U.S. Reps. Brian Mast and Stephanie Murphy are backing bipartisan legislation to funnel more federal funds to local initiatives protecting manatees and other marine wildlife.
The two are filing the measure, titled the Marine Mammal Research and Response Act, after a spike in manatee deaths observed earlier this year. Florida counted 403 manatee deaths between Jan. 1 and Feb. 26. That’s triple the expected number.
In March, Murphy requested the federal government study the issue and help determine a cause. Now, she and Mast are teaming up to put some money toward the effort as well.
“Floridians take great pride in our state’s diverse wildlife, like manatees, dolphins, and other marine mammals. As we see from surging manatee deaths in Florida, these creatures need our help,” Murphy said.
“I’m proud to introduce this bipartisan legislation that will bolster federal support for efforts to rescue and rehabilitate marine mammals that are in distress, and to improve emergency response and scientific research so we can act before it’s too late.”
If approved, the legislation from Mast and Murphy increases funding for the Prescott Marine Mammal Rescue Assistance Grant Program and the Unusual Mortality Event fund. As explained by a release from Murphy’s office, the federal government uses those two programs “to support efforts by local governments and nonprofit organizations to rescue and rehabilitate sick and injured marine mammals and to determine what is causing the mammals to experience problems.”
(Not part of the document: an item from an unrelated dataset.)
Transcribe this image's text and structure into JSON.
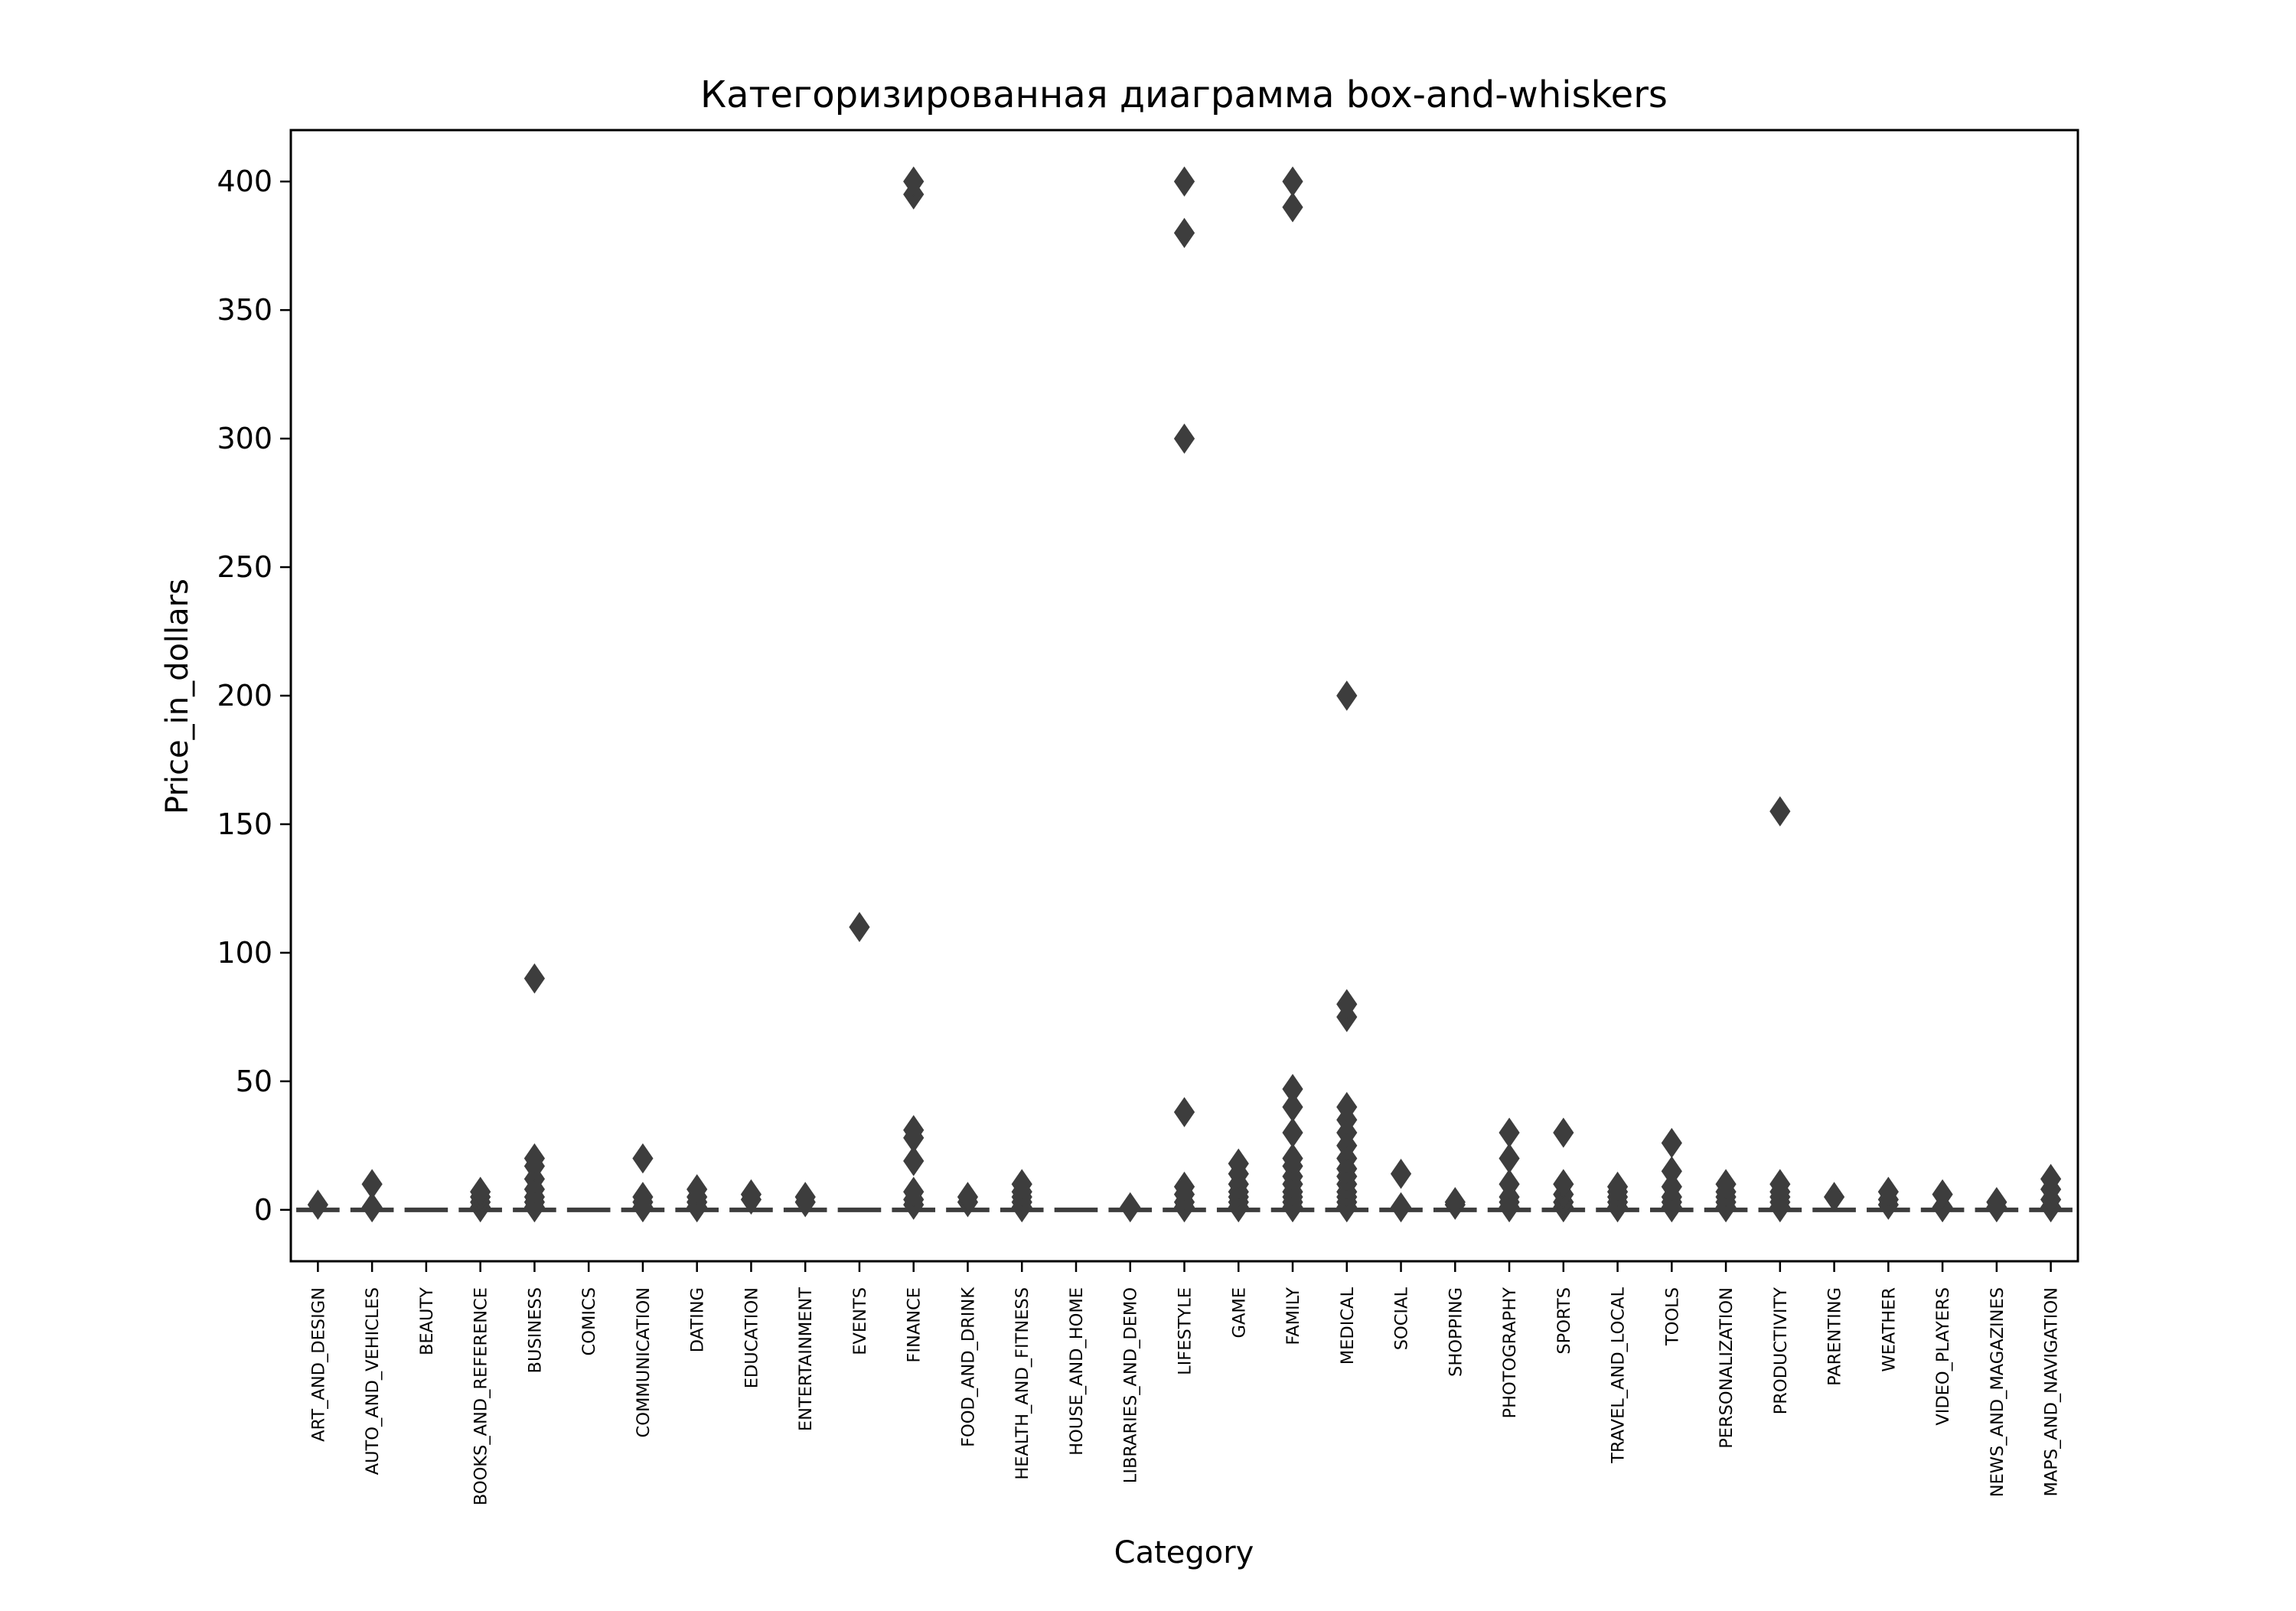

Some analysts have theorized that a decline in sea grass — the main food source for manatees — drives the uptick in deaths.
The measure would also create the Joseph R. Geraci Marine Mammal Rescue and Rapid Response Fund to help local governments and nonprofit organizations access funding to treat marine mammals in emergencies. Geraci was a scientist and veterinarian who worked on marine mammal medicine and aquatic wildlife conservation.
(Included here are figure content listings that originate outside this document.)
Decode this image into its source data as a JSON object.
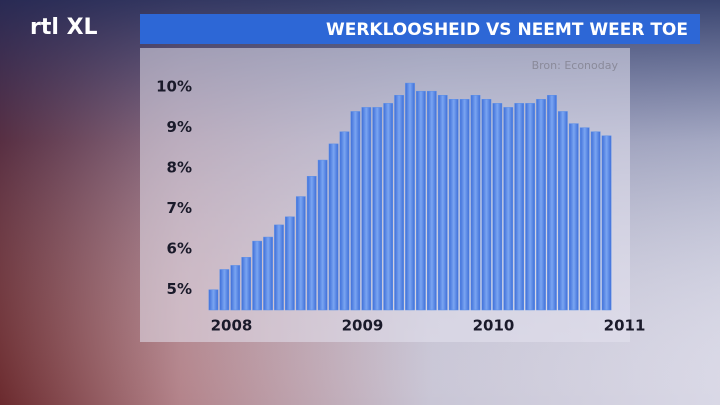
{
  "brand": "rtl XL",
  "chart_data": {
    "type": "bar",
    "title": "WERKLOOSHEID VS NEEMT WEER TOE",
    "source": "Bron: Econoday",
    "categories": [
      "2008",
      null,
      null,
      null,
      null,
      null,
      null,
      null,
      null,
      null,
      null,
      null,
      "2009",
      null,
      null,
      null,
      null,
      null,
      null,
      null,
      null,
      null,
      null,
      null,
      "2010",
      null,
      null,
      null,
      null,
      null,
      null,
      null,
      null,
      null,
      null,
      null,
      "2011"
    ],
    "values": [
      5.0,
      5.5,
      5.6,
      5.8,
      6.2,
      6.3,
      6.6,
      6.8,
      7.3,
      7.8,
      8.2,
      8.6,
      8.9,
      9.4,
      9.5,
      9.5,
      9.6,
      9.8,
      10.1,
      9.9,
      9.9,
      9.8,
      9.7,
      9.7,
      9.8,
      9.7,
      9.6,
      9.5,
      9.6,
      9.6,
      9.7,
      9.8,
      9.4,
      9.1,
      9.0,
      8.9,
      8.8
    ],
    "color": "#5b8fe8",
    "ylim": [
      4.5,
      10.3
    ],
    "yticks": [
      {
        "value": 5,
        "label": "5%"
      },
      {
        "value": 6,
        "label": "6%"
      },
      {
        "value": 7,
        "label": "7%"
      },
      {
        "value": 8,
        "label": "8%"
      },
      {
        "value": 9,
        "label": "9%"
      },
      {
        "value": 10,
        "label": "10%"
      }
    ],
    "grid": false
  }
}
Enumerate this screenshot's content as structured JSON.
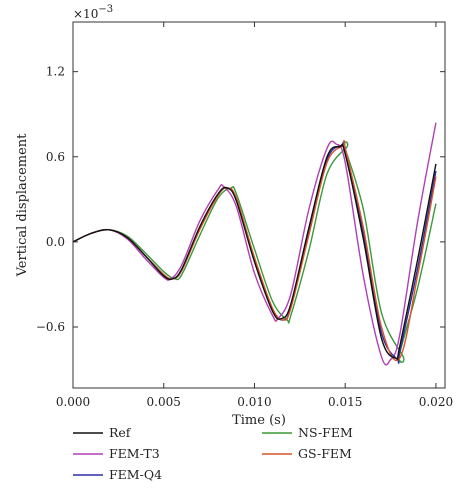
{
  "chart_data": {
    "type": "line",
    "xlabel": "Time (s)",
    "ylabel": "Vertical displacement",
    "y_multiplier_base": "×10",
    "y_multiplier_exponent": "−3",
    "xlim": [
      0,
      0.0205
    ],
    "ylim": [
      -0.00103,
      0.00155
    ],
    "x_ticks": [
      0.0,
      0.005,
      0.01,
      0.015,
      0.02
    ],
    "x_tick_labels": [
      "0.000",
      "0.005",
      "0.010",
      "0.015",
      "0.020"
    ],
    "y_ticks": [
      -0.0006,
      0.0,
      0.0006,
      0.0012
    ],
    "y_tick_labels": [
      "−0.6",
      "0.0",
      "0.6",
      "1.2"
    ],
    "grid": false,
    "legend_position": "bottom",
    "series": [
      {
        "name": "Ref",
        "color": "#111111",
        "x": [
          0,
          0.001,
          0.002,
          0.003,
          0.004,
          0.005,
          0.0055,
          0.006,
          0.007,
          0.008,
          0.0085,
          0.009,
          0.01,
          0.011,
          0.0115,
          0.012,
          0.013,
          0.014,
          0.0147,
          0.015,
          0.016,
          0.017,
          0.0178,
          0.018,
          0.019,
          0.02
        ],
        "y": [
          0,
          6e-05,
          8.5e-05,
          3e-05,
          -0.0001,
          -0.00024,
          -0.00026,
          -0.00019,
          0.00011,
          0.00034,
          0.00038,
          0.00029,
          -0.00014,
          -0.00049,
          -0.00054,
          -0.00044,
          0.0001,
          0.0006,
          0.00067,
          0.00062,
          2e-05,
          -0.00068,
          -0.00082,
          -0.00074,
          -0.00012,
          0.00055
        ]
      },
      {
        "name": "FEM-T3",
        "color": "#b03fb5",
        "x": [
          0,
          0.001,
          0.002,
          0.003,
          0.004,
          0.005,
          0.0054,
          0.006,
          0.007,
          0.008,
          0.0083,
          0.009,
          0.01,
          0.011,
          0.0113,
          0.012,
          0.013,
          0.014,
          0.0145,
          0.015,
          0.016,
          0.017,
          0.0175,
          0.018,
          0.019,
          0.02
        ],
        "y": [
          0,
          6e-05,
          8.5e-05,
          2e-05,
          -0.00012,
          -0.00025,
          -0.00026,
          -0.00016,
          0.00015,
          0.00037,
          0.00039,
          0.00025,
          -0.00022,
          -0.00052,
          -0.00054,
          -0.00037,
          0.00023,
          0.00066,
          0.00069,
          0.00056,
          -0.00024,
          -0.00081,
          -0.00083,
          -0.00066,
          0.00015,
          0.00084
        ]
      },
      {
        "name": "FEM-Q4",
        "color": "#2c2fa6",
        "x": [
          0,
          0.001,
          0.002,
          0.003,
          0.004,
          0.005,
          0.0055,
          0.006,
          0.007,
          0.008,
          0.0085,
          0.009,
          0.01,
          0.011,
          0.0116,
          0.012,
          0.013,
          0.014,
          0.0148,
          0.015,
          0.016,
          0.017,
          0.0179,
          0.018,
          0.019,
          0.02
        ],
        "y": [
          0,
          6e-05,
          8.5e-05,
          3e-05,
          -0.0001,
          -0.00023,
          -0.00026,
          -0.0002,
          0.0001,
          0.00033,
          0.00038,
          0.0003,
          -0.00012,
          -0.00048,
          -0.00055,
          -0.00046,
          7e-05,
          0.00058,
          0.00068,
          0.00064,
          6e-05,
          -0.00064,
          -0.00083,
          -0.00078,
          -0.00018,
          0.0005
        ]
      },
      {
        "name": "NS-FEM",
        "color": "#3a9a3a",
        "x": [
          0,
          0.001,
          0.002,
          0.003,
          0.004,
          0.005,
          0.0056,
          0.006,
          0.007,
          0.008,
          0.0087,
          0.009,
          0.01,
          0.011,
          0.0118,
          0.012,
          0.013,
          0.014,
          0.0151,
          0.015,
          0.016,
          0.017,
          0.0182,
          0.018,
          0.019,
          0.02
        ],
        "y": [
          0,
          6e-05,
          8.5e-05,
          4e-05,
          -8e-05,
          -0.00021,
          -0.00026,
          -0.00023,
          5e-05,
          0.00031,
          0.00038,
          0.00034,
          -5e-05,
          -0.00042,
          -0.00055,
          -0.00052,
          -6e-05,
          0.00048,
          0.00067,
          0.00066,
          0.00023,
          -0.0005,
          -0.00081,
          -0.00079,
          -0.00032,
          0.00027
        ]
      },
      {
        "name": "GS-FEM",
        "color": "#d9542b",
        "x": [
          0,
          0.001,
          0.002,
          0.003,
          0.004,
          0.005,
          0.0055,
          0.006,
          0.007,
          0.008,
          0.0085,
          0.009,
          0.01,
          0.011,
          0.0116,
          0.012,
          0.013,
          0.014,
          0.0149,
          0.015,
          0.016,
          0.017,
          0.018,
          0.019,
          0.02
        ],
        "y": [
          0,
          6e-05,
          8.5e-05,
          3e-05,
          -0.0001,
          -0.00023,
          -0.00026,
          -0.0002,
          9e-05,
          0.00033,
          0.00038,
          0.00031,
          -0.00011,
          -0.00047,
          -0.00055,
          -0.00047,
          5e-05,
          0.00056,
          0.00068,
          0.00066,
          0.0001,
          -0.0006,
          -0.00082,
          -0.00023,
          0.00046
        ]
      }
    ]
  }
}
“This bipartisan legislation will provide federal support for efforts to rescue and rehabilitate these mammals while also strengthening efforts to stop this destruction before it’s too late,” Mast added.
“Decades of special-interest-driven policymaking, including unfettered pollution and toxic discharges from Lake Okeechobee, have destroyed the ecology of our waterways and repeatedly turned the Indian River Lagoon into an algae-infested toxic waterway that kills manatees. Sadly, these animals are also the so-called ‘canary in the coal mine’ for a massive public health crisis in our state that must be stopped ASAP.”
Another provision in the legislation would set up a Marine Mammal Health Monitoring and Analysis Platform to ramp up data collection on marine mammal deaths. And the bill would direct the National Academies of Sciences, Engineering, and Medicine to study large marine mammal death events.